Learning-to-learn-using optimization algorithms to learn a new optimizer-has successfully trained efficient optimizers in practice. This approach relies on metagradient descent on a meta-objective based on the trajectory that the optimizer generates. However, there were few theoretical guarantees on how to avoid metagradient explosion/vanishing problems, or how to train an optimizer with good generalization performance. In this paper we study the learning-to-learn approach on a simple problem of tuning the step size for quadratic loss. Our results show that although there is a way to design the meta-objective so that the metagradient remain polynomially bounded, computing the meta-gradient directly using backpropagation leads to numerical issues that look similar to gradient explosion/vanishing problems. We also characterize when it is necessary to compute the meta-objective on a separate validation set instead of the original training set. Finally, we verify our results empirically and show that a similar phenomenon appears even for more complicated learned optimizers parametrized by neural networks.

1. INTRODUCTION

Choosing the right optimization algorithm and related hyper-parameters is important for training a deep neural network. Recently, a series of works (e.g., Andrychowicz et al. (2016); Wichrowska et al. (2017) ) proposed to use learning algorithms to find a better optimizer. These papers use a learning-to-learn approach: they design a class of possible optimizers (often parametrized by a neural network), and then optimize the parameters of the optimizer (later referred to as metaparameters) to achieve better performance.

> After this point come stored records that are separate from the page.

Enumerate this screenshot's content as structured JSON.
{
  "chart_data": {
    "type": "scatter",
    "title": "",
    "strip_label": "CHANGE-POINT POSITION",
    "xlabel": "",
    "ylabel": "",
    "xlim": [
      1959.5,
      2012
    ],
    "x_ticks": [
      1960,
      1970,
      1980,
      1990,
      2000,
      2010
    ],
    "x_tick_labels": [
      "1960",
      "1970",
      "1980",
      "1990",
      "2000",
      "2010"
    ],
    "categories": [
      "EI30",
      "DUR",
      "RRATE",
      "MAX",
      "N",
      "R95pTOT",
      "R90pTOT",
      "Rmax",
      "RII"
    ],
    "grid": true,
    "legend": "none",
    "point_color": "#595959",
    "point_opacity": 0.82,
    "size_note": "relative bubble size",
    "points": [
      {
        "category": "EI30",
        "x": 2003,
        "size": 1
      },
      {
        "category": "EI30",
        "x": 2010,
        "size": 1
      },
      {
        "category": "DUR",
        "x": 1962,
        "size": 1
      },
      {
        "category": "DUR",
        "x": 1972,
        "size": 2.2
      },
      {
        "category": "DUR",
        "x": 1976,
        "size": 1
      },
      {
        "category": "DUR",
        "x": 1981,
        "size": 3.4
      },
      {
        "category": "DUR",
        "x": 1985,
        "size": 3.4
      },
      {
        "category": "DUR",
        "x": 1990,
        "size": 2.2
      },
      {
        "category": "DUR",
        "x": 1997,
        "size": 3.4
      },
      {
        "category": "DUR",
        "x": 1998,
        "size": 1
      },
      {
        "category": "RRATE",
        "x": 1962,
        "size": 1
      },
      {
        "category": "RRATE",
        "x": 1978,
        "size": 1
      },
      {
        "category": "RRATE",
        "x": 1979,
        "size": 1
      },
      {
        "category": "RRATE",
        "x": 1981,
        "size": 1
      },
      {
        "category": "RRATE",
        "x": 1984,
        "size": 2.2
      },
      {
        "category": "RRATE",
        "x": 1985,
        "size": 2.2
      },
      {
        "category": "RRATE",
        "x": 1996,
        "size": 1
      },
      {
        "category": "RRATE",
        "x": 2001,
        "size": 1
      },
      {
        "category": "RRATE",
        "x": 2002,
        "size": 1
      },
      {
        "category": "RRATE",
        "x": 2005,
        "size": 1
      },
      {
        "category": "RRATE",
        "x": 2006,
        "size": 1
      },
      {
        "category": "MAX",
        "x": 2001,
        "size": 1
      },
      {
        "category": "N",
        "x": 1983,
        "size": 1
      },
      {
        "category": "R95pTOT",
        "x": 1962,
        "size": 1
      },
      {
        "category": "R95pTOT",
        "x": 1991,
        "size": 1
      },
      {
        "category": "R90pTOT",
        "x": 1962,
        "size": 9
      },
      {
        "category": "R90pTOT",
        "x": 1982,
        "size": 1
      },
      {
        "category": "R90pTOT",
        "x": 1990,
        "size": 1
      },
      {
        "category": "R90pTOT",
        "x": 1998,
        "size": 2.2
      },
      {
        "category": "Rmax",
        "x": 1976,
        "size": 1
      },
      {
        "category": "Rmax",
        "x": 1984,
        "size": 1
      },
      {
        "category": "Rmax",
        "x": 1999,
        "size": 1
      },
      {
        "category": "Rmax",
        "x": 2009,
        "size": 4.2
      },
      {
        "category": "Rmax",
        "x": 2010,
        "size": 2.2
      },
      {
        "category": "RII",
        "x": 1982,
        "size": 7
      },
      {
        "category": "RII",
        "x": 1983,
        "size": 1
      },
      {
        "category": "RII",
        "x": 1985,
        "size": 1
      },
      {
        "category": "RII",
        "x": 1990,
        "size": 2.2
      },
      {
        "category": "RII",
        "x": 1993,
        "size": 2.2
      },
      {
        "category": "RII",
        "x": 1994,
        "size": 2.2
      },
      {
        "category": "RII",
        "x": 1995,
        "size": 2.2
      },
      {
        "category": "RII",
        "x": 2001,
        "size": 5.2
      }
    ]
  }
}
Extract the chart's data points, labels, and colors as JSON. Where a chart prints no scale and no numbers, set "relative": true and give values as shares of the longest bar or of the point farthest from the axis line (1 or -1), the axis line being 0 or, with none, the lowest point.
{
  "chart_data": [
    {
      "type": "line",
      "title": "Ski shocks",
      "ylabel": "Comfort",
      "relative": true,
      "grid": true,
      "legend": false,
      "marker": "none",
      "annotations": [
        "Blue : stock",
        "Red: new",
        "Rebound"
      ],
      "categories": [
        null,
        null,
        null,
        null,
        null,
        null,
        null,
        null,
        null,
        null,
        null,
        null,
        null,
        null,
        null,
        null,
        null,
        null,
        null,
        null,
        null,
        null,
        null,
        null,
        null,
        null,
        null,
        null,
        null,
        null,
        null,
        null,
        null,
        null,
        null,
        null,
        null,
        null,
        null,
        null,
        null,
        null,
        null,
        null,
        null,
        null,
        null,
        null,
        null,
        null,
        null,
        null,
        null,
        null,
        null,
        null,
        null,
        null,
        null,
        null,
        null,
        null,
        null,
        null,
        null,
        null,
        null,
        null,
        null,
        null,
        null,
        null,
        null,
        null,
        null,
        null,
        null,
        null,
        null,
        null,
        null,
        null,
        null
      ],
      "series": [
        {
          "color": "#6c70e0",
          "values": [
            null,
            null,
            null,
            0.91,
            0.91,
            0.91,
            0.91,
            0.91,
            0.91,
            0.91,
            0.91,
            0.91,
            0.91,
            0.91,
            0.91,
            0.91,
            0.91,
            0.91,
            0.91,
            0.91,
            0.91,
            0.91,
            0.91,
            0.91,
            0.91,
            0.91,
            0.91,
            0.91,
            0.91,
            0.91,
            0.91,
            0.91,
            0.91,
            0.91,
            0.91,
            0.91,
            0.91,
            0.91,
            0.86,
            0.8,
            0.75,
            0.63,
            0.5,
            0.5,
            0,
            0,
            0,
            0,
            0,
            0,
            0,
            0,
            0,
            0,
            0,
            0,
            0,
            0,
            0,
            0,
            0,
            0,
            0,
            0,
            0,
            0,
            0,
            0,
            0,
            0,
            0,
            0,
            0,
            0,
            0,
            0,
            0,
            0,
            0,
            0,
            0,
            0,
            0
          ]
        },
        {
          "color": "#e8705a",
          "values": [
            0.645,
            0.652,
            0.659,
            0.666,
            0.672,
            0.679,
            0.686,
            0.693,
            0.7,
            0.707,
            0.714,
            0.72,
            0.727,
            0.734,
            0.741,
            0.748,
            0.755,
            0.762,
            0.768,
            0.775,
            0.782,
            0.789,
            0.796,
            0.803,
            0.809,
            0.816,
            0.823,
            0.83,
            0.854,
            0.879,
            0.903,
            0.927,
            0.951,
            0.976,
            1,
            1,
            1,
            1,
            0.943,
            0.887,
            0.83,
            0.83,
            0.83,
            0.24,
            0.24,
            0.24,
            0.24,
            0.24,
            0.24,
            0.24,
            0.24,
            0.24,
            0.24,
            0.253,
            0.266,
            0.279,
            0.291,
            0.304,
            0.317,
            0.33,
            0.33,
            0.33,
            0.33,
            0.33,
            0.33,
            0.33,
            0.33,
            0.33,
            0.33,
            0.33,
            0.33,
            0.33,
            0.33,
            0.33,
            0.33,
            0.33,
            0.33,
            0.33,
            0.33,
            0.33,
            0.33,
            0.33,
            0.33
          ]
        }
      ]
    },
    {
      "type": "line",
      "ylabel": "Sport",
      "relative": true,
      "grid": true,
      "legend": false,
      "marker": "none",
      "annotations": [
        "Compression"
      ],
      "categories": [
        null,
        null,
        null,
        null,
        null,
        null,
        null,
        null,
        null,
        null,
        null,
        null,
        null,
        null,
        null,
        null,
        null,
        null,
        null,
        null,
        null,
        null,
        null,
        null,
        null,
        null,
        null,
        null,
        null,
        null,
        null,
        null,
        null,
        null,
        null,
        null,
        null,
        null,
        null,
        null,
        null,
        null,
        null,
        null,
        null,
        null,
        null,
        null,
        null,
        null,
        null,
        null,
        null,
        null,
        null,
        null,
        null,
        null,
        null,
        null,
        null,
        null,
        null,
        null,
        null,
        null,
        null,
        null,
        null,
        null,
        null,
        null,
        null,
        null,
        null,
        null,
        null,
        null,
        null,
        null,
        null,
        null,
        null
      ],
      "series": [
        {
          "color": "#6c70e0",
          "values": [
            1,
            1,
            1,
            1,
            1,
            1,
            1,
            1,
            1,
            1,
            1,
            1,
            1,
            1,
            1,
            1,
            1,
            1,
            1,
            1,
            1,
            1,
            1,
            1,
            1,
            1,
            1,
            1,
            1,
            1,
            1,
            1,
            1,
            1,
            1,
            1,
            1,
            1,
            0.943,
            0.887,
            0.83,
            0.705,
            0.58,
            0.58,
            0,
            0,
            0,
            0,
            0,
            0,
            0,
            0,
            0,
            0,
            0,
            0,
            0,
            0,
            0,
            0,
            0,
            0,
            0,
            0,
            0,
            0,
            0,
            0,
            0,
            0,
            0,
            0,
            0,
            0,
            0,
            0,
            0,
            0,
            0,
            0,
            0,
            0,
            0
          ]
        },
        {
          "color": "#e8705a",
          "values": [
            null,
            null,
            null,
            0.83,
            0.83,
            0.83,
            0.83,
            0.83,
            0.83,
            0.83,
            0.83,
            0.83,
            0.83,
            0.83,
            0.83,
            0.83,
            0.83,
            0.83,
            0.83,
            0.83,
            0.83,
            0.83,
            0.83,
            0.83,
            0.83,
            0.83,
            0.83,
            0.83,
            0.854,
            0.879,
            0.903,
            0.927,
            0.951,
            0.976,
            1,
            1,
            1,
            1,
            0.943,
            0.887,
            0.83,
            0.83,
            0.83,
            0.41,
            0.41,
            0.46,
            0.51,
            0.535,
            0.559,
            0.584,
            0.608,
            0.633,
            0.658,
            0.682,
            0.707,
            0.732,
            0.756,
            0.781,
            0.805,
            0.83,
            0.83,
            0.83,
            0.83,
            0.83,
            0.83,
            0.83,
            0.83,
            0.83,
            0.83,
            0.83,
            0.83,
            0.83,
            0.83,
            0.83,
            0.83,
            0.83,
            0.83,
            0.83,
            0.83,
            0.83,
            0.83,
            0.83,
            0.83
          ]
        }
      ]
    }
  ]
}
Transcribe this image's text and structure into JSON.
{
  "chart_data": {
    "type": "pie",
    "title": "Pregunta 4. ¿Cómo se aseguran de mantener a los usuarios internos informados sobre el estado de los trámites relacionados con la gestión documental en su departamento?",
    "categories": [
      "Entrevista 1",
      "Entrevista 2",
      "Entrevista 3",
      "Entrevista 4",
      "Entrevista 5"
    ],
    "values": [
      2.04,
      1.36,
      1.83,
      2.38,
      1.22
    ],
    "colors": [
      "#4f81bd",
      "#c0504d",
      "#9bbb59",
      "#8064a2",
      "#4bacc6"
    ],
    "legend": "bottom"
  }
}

We refer to the optimization of the optimizer as the meta optimization problem, and the application of the learned optimizer as the inner optimization problem. The learning-to-learn approach solves the meta optimization problem by defining a metaobjective function based on the trajectory that the inner-optimizer generates, and then using backpropagation to compute the meta-gradient (Franceschi et al., 2017) . Although the learning-to-learn approach has shown empirical success, there are very few theoretical guarantees for learned optimizers. In particular, since the optimization for meta-parameters is usually a nonconvex problem, does it have bad local optimal solutions? Current ways of optimizing meta-parameters rely on unrolling the trajectory of the inner-optimizer, which is very expensive and often lead to exploding/vanishing gradient problems. Is there a way to alleviate these problems? Can we have a provable way of designing meta-objective to make sure that the inner optimizers can achieve good generalization performance? In this paper we answer some of these problems in a simple setting, where we use the learningto-learn approach to tune the step size of the standard gradient descent/stochastic gradient descent algorithm. We will see that even in this simple setting, many of the challenges still remain and we can get better learned optimizers by choosing the right meta-objective function. Though our results are proved only in the simple setting, we empirically verify the results using complicated learned optimizers with neural network parametrizations.